Hantallık ve Dönemin Yansıması
Two Prosecutors, dönemin ölü bir bedeni andıran soğukluğunu her sahnede vurguluyor. Hücrelerin boğucu havasını demir kapıların boşlukta yankılanan seslerinde sindirmeye çalışıyor. Dökük duvarlar, soluk ışıklar ve rutubetli odalar; özgürlüğü kısıtlanan insanların isteksiz nefeslerini aktarıyor. Stalin‘in iktidarını tehdit etme “potansiyeli taşıyan” insanlar kaderlerine terk edilmiş bir sürgün hayatı yaşıyorlar. Özgürlüğün tek bir bakış açısına indirgendiği sistematik bir istismar dönemi. Atmosferin ve konumun bu ağırlığı filmin tonunu da belirliyor.
Zorlukla yürüyen sistematik işkenceye maruz kalan insanlar, yavaşça kilitlenen kapılar, uzun diyaloglar ve planlar ile kurmacanın gerçekle olan sınırları saydamlaşıyor. Yazılan dilekçelerin ateşe verilmesi için görevlendirilen yaşlı mahkum, bir yardım çığlığının başka bir odada yankılanmasına olanak sağlıyor. Soğuk renklerle örülü, ışığın bile camdan zor sızdığı bu odada sobaya atılıp yakılacak dilekçelerin arasından mümkünü olmayan bir durum gerçekleşiyor.

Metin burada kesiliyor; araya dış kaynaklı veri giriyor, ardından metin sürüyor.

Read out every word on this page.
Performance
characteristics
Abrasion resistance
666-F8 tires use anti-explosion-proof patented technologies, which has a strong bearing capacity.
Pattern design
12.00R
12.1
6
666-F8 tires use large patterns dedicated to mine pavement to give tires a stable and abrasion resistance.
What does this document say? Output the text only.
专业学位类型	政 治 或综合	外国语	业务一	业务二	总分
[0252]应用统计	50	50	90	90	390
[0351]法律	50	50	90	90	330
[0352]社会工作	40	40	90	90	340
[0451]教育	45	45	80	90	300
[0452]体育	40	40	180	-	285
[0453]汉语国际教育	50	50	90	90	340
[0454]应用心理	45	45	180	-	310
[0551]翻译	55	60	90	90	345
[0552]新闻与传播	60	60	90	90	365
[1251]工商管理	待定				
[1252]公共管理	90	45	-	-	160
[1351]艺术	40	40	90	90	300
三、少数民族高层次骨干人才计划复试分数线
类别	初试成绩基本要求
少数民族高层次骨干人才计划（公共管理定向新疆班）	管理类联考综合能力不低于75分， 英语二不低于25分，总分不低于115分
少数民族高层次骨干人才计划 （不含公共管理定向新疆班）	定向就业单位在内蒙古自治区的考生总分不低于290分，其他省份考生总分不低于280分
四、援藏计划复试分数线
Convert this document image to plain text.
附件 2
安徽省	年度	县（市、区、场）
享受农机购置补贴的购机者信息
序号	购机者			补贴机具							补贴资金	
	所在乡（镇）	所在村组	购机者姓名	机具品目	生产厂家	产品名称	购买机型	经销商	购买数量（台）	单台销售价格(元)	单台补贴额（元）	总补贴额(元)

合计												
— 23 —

Kanla yazılmış bir not yaşlı adamın dikkatini çekiyor. Genç bir savcının hakikat arzusunda filizlenmek üzere seçiliyor.
Bu imkansıza yakın olan rastlaşmanın gerçekleşmesine olanak sağlayan şeylerden birisi; genç bir ilçe savcısı olan Kornev’in ülkesine duyduğu inanç ve mesleğine olan tutkusu. Kornev, notu yazan mahkumu görmek için mahpushaneye gider. Bu ikilinin rastlaşması aslında daha önce de yaşanmıştır. Ülkenin saygın Bolşevik düşünürlerinden olan mahkum Stepniak, savcı Kornev’in okulunda zamanında konuşma yapmıştır. Kornev’in beslediği dürüst duygular aslında bu doğrultuda bir gerekçe daha kazanır. Kornev, Stepniak’ın uğradığı şiddeti ve sürgün yaşamını onunla bir tutamaz. Tüm bu oluşum aşaması filmin neredeyse ilk yarısını kapsar. Loznitsa, devletin ağır işleyen protokollerini anlatısı üzerinden örneklendirmek ister. Mahpushane müdüründen iznin alınması, gerekçeler, sunulan bahaneler, kapıların açılması ve hatta yeniden kapatılması bile oldukça yavaş bir şekilde gerçekleşir. Devlete sinen hantallık beyazperdeden bizim üzerimize ilişir. Çünkü yetki mekanizması tekelleşmiştir . Prosedürlerin uygulanması belirli şartlar ve arzularla birlikte gerçekleşecektir.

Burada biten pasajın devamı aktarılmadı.